The differentiation potential of NSCs and their potential use as therapeutic agents has dominated the research community for the last 20 years, however it is my belief that the full therapeutic benefits of NSCs are far from being fully explored. It was believed that after birth no new neurones are added to the adult brain. This belief was held for years. Not only does this show the necessity for new research, techniques and ideas in neurobiology, it also shows that we have come a long way in our understanding of the mammalian CNS. It is now accepted that there is neurogenesis at least in the dentate gyrus of the hippocampus. Thus research is now focused on regulatory mechanisms involved in neurogenesis especially the survival of new cells. The study of neurogenesis has given us an insight into the structure, function and plasticity of the brain and more specifically a better understanding of the hippocampus. The fact that neurogenesis occurs in the CNS is very important in terms of curing injuries of the CNS. At present the investigation of neurogenesis is limited to fixed tissues, therefore the research method is limited. Also at present the majority of what is known about NSCs and neurogenesis is obtained from animal models such as rodents. Although the use of animal models can be very useful in genetic and experimental studies it may be limited when generalising results to humans. The role of neurogenesis in the adult hippocampus remains unknown at present therefore further research and ideas are needed in order for the function of neurogenesis to be concluded, perhaps knowing the function will aid understanding of how to better utilise stem cells to cure diseases and injuries of the CNS.
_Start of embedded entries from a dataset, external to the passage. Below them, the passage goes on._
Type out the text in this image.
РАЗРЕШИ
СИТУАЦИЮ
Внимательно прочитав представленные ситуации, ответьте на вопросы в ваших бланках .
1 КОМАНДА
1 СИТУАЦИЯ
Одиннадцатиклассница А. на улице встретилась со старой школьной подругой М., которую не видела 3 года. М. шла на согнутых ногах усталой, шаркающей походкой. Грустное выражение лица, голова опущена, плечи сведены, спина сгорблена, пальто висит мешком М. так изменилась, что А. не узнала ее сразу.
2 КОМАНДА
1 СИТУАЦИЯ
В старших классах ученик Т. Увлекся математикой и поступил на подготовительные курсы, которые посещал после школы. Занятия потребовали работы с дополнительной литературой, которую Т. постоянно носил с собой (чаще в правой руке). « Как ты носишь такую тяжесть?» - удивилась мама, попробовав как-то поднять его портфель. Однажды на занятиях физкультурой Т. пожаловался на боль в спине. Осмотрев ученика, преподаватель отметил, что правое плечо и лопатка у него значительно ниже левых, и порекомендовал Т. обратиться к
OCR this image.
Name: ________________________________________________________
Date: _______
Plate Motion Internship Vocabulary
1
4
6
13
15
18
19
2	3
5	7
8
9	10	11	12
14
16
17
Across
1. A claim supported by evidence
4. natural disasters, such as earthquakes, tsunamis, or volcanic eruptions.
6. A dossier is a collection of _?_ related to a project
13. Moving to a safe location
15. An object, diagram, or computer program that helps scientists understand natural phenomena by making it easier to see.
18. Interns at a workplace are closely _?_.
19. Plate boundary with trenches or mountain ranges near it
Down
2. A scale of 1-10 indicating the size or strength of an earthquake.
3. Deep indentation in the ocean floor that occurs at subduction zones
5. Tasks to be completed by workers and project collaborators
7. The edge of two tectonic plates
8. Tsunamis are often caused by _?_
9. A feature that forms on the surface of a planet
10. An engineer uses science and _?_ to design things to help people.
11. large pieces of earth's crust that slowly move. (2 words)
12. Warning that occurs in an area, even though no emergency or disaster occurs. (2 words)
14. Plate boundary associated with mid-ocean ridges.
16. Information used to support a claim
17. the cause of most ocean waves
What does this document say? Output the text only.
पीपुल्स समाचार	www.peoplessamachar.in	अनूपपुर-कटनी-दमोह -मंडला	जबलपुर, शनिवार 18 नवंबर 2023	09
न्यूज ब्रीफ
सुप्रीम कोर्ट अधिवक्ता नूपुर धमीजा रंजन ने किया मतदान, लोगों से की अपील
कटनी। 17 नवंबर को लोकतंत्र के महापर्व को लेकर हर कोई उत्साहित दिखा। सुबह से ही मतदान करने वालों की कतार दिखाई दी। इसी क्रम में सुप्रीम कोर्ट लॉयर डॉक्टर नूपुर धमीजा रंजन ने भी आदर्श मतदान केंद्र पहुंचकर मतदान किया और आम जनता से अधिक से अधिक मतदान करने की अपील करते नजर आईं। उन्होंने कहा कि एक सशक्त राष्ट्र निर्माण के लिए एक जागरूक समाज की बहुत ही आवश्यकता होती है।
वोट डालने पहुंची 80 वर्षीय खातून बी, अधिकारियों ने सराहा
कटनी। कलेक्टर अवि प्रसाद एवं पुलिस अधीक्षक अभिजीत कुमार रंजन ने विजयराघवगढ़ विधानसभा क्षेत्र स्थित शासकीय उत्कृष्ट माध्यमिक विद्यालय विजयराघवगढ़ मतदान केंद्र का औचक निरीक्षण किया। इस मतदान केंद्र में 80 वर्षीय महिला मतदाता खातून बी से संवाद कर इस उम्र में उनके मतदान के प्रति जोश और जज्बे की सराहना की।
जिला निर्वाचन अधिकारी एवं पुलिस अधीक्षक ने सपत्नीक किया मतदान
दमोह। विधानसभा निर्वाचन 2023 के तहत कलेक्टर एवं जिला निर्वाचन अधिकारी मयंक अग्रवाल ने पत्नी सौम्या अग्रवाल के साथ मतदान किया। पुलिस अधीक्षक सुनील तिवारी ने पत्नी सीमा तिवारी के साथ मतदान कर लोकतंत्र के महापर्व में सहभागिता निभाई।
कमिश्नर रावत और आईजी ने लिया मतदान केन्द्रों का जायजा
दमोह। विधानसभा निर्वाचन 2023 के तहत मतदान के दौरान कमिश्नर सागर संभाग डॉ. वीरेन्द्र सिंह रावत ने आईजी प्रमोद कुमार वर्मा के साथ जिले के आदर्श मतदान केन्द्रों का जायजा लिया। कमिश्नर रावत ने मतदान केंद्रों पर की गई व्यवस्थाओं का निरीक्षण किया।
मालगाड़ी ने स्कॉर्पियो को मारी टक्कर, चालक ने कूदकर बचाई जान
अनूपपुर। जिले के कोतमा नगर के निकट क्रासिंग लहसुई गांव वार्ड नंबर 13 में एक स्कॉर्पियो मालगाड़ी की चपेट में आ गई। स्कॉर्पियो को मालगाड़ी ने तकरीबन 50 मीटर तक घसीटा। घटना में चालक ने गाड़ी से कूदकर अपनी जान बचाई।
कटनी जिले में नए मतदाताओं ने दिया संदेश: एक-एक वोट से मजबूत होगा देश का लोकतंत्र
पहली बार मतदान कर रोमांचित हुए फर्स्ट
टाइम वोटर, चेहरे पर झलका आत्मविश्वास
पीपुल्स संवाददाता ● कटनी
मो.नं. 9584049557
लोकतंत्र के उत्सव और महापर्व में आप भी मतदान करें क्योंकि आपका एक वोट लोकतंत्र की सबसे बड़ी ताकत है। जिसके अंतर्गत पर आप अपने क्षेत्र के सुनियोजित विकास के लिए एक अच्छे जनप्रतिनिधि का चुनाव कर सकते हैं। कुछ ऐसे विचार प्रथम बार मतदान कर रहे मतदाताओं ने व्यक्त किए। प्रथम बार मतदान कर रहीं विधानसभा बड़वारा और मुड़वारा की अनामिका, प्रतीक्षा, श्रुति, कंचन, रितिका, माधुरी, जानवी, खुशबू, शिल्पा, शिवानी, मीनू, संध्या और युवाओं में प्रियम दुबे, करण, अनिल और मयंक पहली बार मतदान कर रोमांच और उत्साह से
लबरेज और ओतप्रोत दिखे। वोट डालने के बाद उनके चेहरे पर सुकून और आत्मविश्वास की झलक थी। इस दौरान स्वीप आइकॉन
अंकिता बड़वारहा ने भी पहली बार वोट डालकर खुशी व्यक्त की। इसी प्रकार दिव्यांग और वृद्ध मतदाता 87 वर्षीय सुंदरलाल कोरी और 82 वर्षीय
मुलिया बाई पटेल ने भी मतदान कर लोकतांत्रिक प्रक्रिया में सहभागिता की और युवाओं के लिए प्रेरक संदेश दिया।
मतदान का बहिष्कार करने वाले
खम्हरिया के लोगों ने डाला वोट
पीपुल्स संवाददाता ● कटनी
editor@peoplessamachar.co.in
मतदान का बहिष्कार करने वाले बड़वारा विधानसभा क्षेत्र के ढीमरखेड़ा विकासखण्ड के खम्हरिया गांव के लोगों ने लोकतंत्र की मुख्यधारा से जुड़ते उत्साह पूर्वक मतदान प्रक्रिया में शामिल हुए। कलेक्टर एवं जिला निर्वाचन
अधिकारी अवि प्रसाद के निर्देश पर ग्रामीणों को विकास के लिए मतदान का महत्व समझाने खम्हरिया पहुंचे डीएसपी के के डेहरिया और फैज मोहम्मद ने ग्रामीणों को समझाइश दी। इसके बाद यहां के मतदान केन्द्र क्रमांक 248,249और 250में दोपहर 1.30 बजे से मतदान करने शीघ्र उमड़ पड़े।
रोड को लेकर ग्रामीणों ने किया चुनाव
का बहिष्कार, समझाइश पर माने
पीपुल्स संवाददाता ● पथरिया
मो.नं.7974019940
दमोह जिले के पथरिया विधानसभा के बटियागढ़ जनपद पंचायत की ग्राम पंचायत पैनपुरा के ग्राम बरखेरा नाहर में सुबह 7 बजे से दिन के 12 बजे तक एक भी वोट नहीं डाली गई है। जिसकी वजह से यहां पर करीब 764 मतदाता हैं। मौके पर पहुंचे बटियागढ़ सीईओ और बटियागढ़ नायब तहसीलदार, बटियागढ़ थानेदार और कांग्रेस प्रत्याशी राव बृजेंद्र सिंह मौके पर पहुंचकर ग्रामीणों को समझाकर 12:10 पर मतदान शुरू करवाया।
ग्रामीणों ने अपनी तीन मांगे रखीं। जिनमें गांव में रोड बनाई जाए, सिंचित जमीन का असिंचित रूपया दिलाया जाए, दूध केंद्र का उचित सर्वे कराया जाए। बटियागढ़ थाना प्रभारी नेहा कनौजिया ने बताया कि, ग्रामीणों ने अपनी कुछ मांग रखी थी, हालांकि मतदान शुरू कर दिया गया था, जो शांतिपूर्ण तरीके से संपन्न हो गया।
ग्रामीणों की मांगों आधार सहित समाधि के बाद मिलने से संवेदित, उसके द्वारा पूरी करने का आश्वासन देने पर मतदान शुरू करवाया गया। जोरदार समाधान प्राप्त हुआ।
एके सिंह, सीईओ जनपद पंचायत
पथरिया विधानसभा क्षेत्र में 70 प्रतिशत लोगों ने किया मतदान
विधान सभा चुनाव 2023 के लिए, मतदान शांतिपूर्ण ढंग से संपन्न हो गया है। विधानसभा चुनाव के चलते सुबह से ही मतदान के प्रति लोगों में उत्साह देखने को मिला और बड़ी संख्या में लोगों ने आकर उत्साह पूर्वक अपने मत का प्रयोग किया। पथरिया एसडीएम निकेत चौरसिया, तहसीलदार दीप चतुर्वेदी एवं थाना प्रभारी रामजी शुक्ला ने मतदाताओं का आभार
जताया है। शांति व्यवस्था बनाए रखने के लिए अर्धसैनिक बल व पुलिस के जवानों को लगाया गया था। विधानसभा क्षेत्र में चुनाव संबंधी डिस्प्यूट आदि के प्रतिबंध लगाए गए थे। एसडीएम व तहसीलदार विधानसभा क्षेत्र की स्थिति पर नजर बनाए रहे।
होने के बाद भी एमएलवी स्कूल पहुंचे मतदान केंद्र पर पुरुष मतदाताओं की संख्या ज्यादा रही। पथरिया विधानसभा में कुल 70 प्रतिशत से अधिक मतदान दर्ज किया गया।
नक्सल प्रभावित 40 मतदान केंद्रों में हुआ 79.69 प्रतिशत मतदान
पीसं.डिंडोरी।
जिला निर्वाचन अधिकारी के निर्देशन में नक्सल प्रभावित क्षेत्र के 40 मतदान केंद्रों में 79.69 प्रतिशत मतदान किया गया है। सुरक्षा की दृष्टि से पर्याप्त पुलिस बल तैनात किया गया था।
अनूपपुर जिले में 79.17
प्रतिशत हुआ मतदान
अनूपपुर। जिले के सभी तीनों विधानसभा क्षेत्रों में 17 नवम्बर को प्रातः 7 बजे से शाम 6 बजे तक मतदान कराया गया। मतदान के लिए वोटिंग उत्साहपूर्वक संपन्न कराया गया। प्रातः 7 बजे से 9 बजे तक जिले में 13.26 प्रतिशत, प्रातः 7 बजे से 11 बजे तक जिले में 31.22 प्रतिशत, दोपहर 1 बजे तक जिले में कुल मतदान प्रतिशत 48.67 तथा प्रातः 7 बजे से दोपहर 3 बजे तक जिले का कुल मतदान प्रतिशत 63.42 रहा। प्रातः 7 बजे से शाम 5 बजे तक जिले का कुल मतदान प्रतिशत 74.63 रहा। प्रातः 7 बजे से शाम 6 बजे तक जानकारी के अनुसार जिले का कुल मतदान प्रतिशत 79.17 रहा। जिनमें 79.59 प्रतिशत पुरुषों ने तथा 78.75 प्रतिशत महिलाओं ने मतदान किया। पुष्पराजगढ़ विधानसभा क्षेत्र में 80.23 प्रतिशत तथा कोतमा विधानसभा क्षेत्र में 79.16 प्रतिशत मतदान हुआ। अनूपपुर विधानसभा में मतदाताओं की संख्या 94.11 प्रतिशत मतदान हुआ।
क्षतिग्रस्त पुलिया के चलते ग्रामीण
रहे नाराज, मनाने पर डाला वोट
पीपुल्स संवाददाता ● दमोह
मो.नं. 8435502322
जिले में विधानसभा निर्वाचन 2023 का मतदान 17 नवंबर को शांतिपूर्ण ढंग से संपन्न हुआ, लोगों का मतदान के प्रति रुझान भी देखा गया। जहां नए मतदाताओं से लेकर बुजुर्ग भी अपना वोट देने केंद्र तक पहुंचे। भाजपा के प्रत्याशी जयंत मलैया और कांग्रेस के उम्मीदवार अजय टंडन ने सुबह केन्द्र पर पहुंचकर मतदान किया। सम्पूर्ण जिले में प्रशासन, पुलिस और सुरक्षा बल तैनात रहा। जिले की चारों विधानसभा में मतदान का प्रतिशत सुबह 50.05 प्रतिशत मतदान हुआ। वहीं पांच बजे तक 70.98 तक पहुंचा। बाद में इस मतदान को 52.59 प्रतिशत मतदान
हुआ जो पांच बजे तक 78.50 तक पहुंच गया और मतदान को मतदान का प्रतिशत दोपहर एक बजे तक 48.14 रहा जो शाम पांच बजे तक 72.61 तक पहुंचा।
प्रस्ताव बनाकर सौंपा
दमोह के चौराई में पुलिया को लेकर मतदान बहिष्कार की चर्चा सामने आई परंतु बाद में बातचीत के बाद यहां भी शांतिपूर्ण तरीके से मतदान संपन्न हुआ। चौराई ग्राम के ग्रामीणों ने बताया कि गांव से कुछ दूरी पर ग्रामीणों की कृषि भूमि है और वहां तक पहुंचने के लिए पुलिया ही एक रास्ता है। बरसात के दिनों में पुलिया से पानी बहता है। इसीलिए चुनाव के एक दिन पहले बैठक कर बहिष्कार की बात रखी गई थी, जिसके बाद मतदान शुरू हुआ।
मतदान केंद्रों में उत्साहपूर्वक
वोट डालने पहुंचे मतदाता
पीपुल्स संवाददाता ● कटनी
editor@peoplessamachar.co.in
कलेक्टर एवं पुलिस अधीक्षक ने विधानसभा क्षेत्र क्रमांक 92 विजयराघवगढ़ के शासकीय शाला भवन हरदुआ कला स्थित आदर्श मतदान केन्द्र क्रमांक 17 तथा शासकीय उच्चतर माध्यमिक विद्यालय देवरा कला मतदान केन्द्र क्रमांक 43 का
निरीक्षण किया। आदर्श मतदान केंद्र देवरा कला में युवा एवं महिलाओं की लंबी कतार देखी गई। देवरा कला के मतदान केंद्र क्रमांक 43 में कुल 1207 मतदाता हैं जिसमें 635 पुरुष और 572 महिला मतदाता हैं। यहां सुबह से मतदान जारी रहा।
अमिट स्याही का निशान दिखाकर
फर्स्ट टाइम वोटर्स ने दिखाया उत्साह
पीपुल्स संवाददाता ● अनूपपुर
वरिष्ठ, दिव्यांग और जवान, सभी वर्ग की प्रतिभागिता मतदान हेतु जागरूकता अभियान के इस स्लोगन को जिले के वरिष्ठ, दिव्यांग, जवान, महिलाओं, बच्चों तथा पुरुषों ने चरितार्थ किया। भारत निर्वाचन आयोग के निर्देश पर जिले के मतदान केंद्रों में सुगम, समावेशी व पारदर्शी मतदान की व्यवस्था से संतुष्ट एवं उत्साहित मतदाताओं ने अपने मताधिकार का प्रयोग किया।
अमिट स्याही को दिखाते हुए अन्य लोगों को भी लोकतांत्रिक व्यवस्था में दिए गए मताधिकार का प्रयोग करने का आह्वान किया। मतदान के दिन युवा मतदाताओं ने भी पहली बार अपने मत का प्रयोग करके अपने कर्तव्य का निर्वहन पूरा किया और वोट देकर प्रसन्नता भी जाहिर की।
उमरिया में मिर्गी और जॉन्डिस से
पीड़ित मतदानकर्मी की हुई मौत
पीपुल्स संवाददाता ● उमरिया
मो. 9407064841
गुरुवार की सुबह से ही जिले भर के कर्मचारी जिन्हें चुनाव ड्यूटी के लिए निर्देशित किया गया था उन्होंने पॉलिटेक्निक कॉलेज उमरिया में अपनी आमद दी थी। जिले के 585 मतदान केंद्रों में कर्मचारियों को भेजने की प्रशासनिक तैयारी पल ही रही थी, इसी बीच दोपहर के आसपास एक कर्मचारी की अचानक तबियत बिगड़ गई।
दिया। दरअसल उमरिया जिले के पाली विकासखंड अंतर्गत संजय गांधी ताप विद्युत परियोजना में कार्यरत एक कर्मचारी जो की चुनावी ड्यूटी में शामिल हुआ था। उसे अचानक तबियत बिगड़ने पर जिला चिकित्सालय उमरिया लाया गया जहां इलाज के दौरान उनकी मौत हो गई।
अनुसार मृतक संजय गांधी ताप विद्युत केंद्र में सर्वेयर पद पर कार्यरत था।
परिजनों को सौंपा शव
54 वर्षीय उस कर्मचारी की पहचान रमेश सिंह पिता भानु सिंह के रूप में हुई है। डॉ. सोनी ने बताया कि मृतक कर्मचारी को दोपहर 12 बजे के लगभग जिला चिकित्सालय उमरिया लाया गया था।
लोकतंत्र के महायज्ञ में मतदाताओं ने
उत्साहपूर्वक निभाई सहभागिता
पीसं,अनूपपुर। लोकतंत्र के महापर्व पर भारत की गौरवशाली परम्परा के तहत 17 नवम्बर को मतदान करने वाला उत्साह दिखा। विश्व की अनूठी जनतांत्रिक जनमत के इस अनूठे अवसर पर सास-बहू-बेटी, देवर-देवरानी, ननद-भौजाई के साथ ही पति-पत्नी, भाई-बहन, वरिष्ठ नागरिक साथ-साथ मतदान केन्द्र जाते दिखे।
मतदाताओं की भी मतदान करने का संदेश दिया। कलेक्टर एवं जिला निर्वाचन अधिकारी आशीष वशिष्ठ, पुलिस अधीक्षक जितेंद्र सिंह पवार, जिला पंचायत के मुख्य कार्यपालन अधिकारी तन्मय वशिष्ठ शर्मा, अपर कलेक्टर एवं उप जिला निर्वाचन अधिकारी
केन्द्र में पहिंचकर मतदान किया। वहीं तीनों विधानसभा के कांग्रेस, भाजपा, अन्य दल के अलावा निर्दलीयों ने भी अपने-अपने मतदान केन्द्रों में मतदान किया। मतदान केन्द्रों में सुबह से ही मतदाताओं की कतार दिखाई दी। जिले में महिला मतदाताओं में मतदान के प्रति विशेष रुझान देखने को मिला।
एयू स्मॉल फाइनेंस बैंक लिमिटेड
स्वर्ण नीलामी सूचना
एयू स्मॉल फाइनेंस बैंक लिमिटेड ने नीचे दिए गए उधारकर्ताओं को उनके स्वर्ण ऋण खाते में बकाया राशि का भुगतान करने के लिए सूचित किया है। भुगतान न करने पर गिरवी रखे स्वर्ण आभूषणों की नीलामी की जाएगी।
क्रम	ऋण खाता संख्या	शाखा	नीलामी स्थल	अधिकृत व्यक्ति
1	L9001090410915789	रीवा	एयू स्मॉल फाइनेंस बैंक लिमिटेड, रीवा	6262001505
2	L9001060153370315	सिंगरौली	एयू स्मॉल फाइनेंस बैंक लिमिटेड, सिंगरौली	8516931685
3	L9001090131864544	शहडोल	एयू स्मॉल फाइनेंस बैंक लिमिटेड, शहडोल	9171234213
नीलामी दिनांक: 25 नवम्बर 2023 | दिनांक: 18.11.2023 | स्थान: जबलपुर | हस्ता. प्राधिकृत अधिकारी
Given the excitement of the possibly potential of neural stem cells, it is impossible to predict what may be revealed in the future about stem cells. Although the research has come a long way, there are several unanswered questions. To improve the success of more research is needed into the regulation of survival of new cells. It is evident that an understanding of the factors regulating neurogenesis will build the foundations for cell replacement therapy using neural stem cells. The diversity of neural cell types within the CNs poses significant challenges for repair, however preclinical testing is required before the full potential of neural stem cells can be realized. The task ahead would appear to be challenging, if efforts being made by scientific researchers at present continues to improve our understanding, it would be safe to say that the best is yet to come!